Gaming stakeholders across the US were keyed into the hearing, with the sharpest questions coming from committee members whose jurisdictions include legal sports betting or tribal gaming operations. Selig’s opening remarks referenced the CFTC’s advanced notice of proposed rulemaking for prediction markets, a message he returned to throughout the session when pressed to offer concrete positions. He stated on multiple occasions that he would not “pre-judge” aspects of prediction markets before that rulemaking was formally established.

Committee Chair Representative GT Thompson (R-Pennsylvania) set the tone by stating that the growth of prediction markets has produced “significant confusion and debate” about the CFTC’s role and authority, and what falls within the scope of the Commodity Exchange Act (CEA).

The Visual Aid Moment

The hearing’s most pointed exchange came when Representative Gabe Vasquez (D-New Mexico) produced a visual comparison of prediction market contracts and state-regulated sportsbook odds on the same Colorado Rockies versus Houston Astros game, and asked Selig to identify which was which. Selig said he was not an expert on betting lines. Vasquez responded: “Because the average consumer also can’t tell — yet they are regulated completely differently.”

Representative Jim Costa (D-California) stated that sports event contracts are undercutting tribal governments and harming states that have declined to legalise online sports betting, arguing that Congress never intended sports wagering to be repackaged as a financial product. Vasquez echoed the position, contending that prediction market companies exploiting federal loopholes undermine both tribal gaming sovereignty and state-level sports betting regulation.

Enforcement and Conflicts of Interest

On enforcement, Selig sought to project a firm posture: “I want to be crystal clear to anyone who engages in fraud, manipulation or insider trading in any of our markets: we will find you, and the full force of the law will come to bear.” He confirmed the CFTC is engaged in numerous ongoing investigations into prediction market activity.

Committee members also raised the involvement of President Trump’s family in the prediction market sector, with his son having been named as an advisor to both Kalshi and Polymarket. Selig stated the CFTC does not engage in favoritism or introduce political considerations into its regulatory decisions.

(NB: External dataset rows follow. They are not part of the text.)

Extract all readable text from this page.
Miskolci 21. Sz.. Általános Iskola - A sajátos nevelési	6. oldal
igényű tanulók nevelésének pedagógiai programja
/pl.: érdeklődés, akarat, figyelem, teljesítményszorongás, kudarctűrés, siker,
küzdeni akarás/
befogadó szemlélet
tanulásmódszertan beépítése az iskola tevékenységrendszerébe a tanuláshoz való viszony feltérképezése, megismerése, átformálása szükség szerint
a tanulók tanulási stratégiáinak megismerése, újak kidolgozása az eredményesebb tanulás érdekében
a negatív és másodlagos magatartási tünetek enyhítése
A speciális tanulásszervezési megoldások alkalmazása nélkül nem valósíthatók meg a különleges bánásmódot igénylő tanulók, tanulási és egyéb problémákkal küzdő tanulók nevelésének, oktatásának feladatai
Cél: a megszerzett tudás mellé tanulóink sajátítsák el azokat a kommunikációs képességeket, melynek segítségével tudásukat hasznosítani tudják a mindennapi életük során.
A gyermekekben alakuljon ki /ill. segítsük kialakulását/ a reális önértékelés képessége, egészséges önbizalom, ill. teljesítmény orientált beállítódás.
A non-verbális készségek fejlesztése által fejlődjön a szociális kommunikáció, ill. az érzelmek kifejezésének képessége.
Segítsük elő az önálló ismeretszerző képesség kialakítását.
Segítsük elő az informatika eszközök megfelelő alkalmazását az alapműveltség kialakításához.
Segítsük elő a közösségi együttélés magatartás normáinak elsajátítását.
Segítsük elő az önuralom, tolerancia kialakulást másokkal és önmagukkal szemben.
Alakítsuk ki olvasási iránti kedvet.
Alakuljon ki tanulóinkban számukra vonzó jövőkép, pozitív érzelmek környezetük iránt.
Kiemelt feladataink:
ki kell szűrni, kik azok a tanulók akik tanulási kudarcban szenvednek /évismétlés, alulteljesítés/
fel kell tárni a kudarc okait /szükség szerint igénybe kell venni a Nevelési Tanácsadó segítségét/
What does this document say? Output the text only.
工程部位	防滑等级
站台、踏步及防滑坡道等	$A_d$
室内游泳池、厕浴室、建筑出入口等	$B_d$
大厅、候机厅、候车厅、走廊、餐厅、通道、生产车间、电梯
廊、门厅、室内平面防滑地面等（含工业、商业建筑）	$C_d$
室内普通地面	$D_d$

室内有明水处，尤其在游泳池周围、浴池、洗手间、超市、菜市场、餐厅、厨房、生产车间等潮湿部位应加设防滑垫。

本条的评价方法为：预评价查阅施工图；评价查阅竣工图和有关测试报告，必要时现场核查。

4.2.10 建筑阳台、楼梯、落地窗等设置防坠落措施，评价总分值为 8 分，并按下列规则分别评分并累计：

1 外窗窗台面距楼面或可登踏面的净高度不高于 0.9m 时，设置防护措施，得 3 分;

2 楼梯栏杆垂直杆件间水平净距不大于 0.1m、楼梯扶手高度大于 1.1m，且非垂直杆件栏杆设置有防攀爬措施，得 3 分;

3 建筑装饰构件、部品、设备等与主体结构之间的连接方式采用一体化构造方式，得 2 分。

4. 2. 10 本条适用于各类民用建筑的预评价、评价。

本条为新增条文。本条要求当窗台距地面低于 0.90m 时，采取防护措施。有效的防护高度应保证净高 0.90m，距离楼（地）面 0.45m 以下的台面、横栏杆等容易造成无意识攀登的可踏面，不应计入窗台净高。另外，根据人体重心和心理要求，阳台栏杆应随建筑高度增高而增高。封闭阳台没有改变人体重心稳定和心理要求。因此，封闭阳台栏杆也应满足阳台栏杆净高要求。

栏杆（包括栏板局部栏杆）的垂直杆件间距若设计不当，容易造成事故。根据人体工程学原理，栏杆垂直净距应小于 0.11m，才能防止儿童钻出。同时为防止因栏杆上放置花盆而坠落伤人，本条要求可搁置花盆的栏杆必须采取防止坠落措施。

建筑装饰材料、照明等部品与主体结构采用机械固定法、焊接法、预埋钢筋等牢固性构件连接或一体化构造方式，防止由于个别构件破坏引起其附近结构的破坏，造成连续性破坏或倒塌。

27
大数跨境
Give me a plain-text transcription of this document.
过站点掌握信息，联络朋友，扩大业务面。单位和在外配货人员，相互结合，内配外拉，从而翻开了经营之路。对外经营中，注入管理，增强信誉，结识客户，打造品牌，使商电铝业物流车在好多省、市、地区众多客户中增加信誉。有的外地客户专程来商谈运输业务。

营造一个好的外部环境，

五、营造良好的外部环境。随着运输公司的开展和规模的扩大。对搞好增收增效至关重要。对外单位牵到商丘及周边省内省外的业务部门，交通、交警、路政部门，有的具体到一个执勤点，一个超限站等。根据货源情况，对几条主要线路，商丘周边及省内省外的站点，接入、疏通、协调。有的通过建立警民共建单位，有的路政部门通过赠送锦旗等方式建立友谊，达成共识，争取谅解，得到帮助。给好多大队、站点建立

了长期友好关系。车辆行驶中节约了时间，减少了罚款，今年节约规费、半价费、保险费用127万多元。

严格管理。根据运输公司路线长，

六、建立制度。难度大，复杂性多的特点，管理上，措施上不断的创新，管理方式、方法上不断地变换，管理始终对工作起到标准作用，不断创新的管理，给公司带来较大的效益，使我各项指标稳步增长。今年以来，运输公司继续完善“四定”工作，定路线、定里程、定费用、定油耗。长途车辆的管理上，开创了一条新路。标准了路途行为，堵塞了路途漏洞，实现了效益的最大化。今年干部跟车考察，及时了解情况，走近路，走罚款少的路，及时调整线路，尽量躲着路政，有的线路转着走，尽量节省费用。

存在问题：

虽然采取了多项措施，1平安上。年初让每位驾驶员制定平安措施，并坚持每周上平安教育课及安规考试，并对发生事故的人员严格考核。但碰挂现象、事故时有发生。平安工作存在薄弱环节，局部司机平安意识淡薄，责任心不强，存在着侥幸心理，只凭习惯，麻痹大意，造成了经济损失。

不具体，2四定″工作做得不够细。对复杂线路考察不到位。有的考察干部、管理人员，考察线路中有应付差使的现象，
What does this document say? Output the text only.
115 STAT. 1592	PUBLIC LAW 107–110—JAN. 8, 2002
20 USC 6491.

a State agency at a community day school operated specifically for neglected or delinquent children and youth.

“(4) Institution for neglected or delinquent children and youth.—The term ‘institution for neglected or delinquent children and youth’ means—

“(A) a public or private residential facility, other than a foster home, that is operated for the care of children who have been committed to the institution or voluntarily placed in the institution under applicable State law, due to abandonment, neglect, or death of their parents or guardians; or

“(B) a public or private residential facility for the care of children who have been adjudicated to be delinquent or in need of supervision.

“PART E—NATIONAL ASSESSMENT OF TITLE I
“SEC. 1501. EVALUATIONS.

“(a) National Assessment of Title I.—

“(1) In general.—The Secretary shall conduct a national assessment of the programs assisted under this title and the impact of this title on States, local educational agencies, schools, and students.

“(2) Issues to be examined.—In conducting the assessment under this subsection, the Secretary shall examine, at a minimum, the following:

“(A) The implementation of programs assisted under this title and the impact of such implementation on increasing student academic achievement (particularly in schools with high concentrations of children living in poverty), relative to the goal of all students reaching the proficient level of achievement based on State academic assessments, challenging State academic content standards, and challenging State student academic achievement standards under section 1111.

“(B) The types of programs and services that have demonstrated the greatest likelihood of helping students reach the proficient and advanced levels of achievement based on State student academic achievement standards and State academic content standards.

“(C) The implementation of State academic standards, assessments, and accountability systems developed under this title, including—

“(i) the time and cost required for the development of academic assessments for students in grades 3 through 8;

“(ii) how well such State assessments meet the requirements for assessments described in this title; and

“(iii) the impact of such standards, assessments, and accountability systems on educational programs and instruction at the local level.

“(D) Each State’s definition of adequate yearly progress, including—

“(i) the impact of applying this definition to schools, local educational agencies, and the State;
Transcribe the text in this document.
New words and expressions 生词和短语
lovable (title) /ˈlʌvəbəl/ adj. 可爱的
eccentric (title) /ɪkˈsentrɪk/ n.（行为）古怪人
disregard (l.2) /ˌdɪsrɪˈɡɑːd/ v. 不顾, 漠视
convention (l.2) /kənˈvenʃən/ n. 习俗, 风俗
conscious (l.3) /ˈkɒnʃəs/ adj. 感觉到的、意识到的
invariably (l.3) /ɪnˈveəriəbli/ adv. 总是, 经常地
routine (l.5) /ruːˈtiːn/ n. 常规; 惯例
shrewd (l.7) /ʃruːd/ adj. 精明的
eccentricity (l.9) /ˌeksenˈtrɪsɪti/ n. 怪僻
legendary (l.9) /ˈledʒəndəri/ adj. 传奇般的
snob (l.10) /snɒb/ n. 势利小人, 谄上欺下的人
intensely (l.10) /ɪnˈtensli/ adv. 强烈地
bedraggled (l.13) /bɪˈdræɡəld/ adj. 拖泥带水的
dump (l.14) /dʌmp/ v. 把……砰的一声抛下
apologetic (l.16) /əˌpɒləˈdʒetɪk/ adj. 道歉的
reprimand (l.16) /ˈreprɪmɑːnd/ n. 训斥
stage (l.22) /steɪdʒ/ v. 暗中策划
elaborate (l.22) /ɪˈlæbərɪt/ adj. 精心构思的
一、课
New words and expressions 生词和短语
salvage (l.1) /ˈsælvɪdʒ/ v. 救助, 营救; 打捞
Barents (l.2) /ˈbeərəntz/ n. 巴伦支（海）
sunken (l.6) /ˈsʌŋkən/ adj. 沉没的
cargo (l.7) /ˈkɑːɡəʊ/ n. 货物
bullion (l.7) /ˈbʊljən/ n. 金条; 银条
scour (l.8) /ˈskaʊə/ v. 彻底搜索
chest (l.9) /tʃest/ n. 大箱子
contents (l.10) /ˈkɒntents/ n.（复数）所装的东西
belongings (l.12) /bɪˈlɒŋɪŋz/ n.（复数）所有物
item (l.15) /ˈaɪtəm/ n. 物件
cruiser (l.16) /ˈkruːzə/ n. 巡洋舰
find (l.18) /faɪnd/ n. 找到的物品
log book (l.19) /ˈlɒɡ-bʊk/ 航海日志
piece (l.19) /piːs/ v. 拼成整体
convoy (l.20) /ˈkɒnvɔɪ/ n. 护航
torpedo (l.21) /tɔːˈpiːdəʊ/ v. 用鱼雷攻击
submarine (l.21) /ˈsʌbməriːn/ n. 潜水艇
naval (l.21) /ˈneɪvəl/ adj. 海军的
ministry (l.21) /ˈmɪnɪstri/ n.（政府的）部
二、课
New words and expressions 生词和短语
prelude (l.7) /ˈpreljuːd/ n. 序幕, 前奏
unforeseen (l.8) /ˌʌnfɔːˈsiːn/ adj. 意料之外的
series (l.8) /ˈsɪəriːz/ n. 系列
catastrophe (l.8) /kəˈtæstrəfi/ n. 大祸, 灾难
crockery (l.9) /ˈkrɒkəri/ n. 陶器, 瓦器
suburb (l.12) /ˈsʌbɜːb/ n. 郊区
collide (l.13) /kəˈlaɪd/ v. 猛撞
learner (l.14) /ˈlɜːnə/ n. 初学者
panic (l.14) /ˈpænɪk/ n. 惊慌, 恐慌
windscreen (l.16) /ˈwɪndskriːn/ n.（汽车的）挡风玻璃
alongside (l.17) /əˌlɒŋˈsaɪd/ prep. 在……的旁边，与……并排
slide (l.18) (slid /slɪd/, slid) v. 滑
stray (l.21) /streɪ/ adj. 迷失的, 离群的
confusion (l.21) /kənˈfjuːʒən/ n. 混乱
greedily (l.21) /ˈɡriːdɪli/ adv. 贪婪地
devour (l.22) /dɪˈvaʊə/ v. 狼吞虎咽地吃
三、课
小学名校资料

Rulemaking and Market Scale

The CFTC’s advanced notice of proposed rulemaking on prediction markets was posted to the Federal Register on 16 March, with a public comment period running through this month. More than 800 submissions have been filed, including a letter from Nevada Representative Dina Titus — who has separately authored prediction market legislation — stating that platforms “conflating sports betting with a form of investment” carry “serious consequences for consumers who may misunderstand the risks involved and assume protections that do not exist.”

Thursday’s hearing ran concurrently with oral arguments before a Ninth Circuit Court of Appeals panel in a consolidated set of cases pitting state regulators against prediction market operators — proceedings in which the CFTC has filed an amicus brief asserting its jurisdictional authority.

The American Gaming Association has estimated that prediction market platforms operating outside state-licensed frameworks have cost US states nearly $800 million in potential tax revenue since the start of 2025. With the CFTC’s comment period closing this month and formal rulemaking still ahead, the question of which regulatory framework governs sports event contracts remains unresolved — and the stakes for licensed operators, tribal nations, and state governments are growing by the week.